WREST PINS / TUNING PINS

149 Wrest pins

DENRO Wrest/Tuning Pins

Back by popular demand! Such is the high quality of these excellent Japanese wrest pins that many of my regular customers asked me to re-stock because they preferred the quality as well as the value for money when compared to the German alternatives. The outstanding quality coupled with new substantially lower prices enabled by the fall in the value of the Japanese Yen make DENRO pins a winning combination, and most sizes are once again available from stock.

The following sizes are normally available in the blued finish in sets of 250, but please be aware that from time to time some sizes are out of stock due to frustratingly variable demand!

Diameter (mm)            Available lengths (mm)

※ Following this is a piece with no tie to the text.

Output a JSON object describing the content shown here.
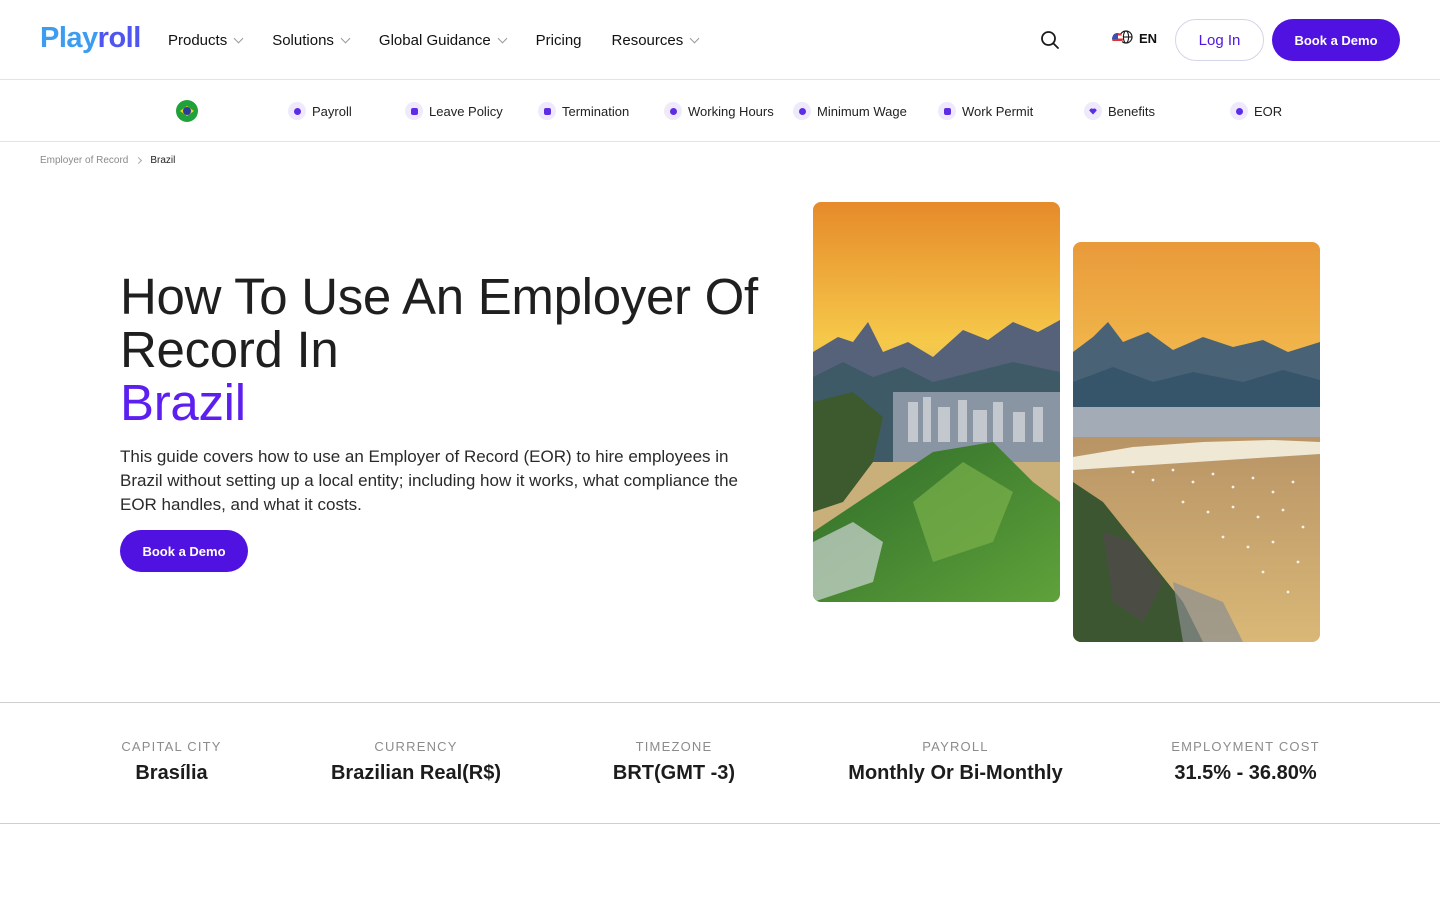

6.75                                    60

6.90                                   57, 60, 63

7.00                                  57, 60, 63

7.10                                  51, 57, 60, 63

7.25                                  57, 60, 63

7.35                                  57, 60, 63

7.50                                  60, 63

Also available:

Julius Klinke German Wrest/Tuning Pins

All sizes available, blued and nickel plated finishes in sets of 250

Bee (“Biene”) Brand premium quality German Wrest/Tuning Pins

All sizes available, blued and nickel plated finishes in sets of 250

Heckscher & Company and Wrest Pins – a brief history

In the late 19th and early 20th century my grandfather, Leo Heckscher, had been the agent for Julius Klinke in the U.K. and he sold huge numbers of wrest pins to the expanding piano factories. Inevitably the outbreak of war in 1914 caused a huge supply problem for the industry and my grandfather in particular.

In December 1914 he and an engineer, one William Tanner, formed a new company which traded as Wrest Pins Limited with the primary purpose of manufacturing wrest pins at a new factory in Ealing, West London.  The company appears to have thrived. Taking a month at random, in October 1924  wrest pin sales to the piano factories amounted to 5,874 sets in a single month, such was the size of the industry at that time.

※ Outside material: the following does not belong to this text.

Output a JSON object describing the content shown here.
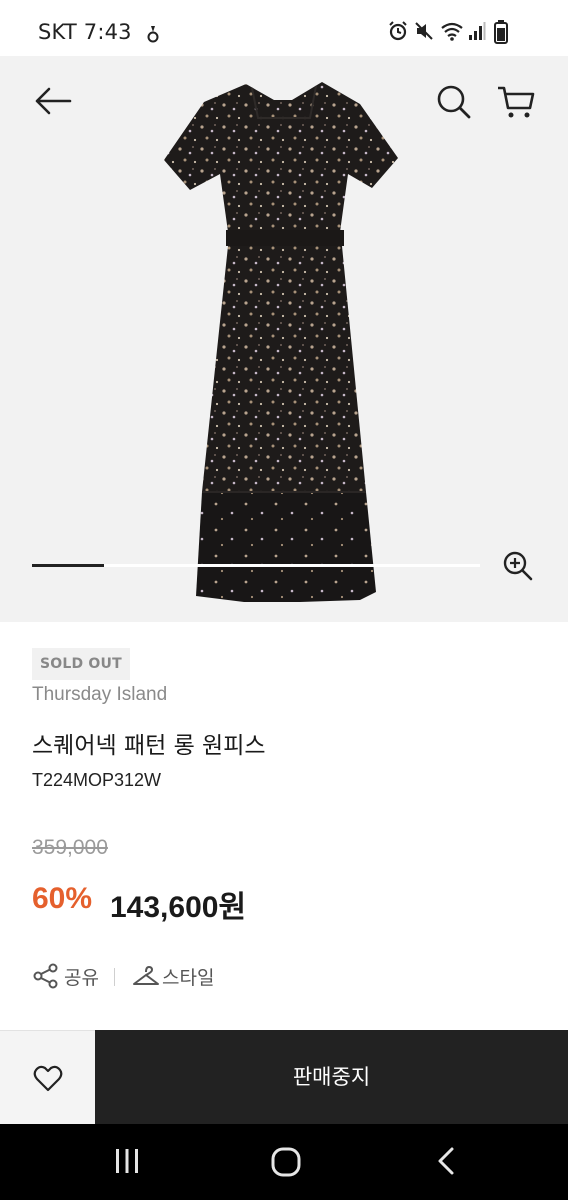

Of course it didn’t last. The depression caused huge problems, the piano industry declined substantially, and in 1971 Wrest Pins Limited was sold to Barratt & Robinson, one of the London based piano factories. Actually they never did pay any money for it, and soon their own financial problems overtook them. Part of the agreement had been that Heckscher & Company would distribute the pins to the other factories and the repair workshops, but such were Barratt & Robinson’s problems that by the late seventies or early eighties no pins were available due to their inability to pay for the required steel.

It was at this point that we forged an excellent working relationship with Nippon Denro in Japan, now re-named DENRO. In truth the machinery back in London was in need of major investment which was not forthcoming due to the rapidly diminishing size of the British piano industry. The Denro pins represented a massive improvement in quality which is maintained to this day.

Incidentally, it is thought that the derivation of the longstanding term term “wrest” in relation to tuning pins comes from the old English meaning “to turn”.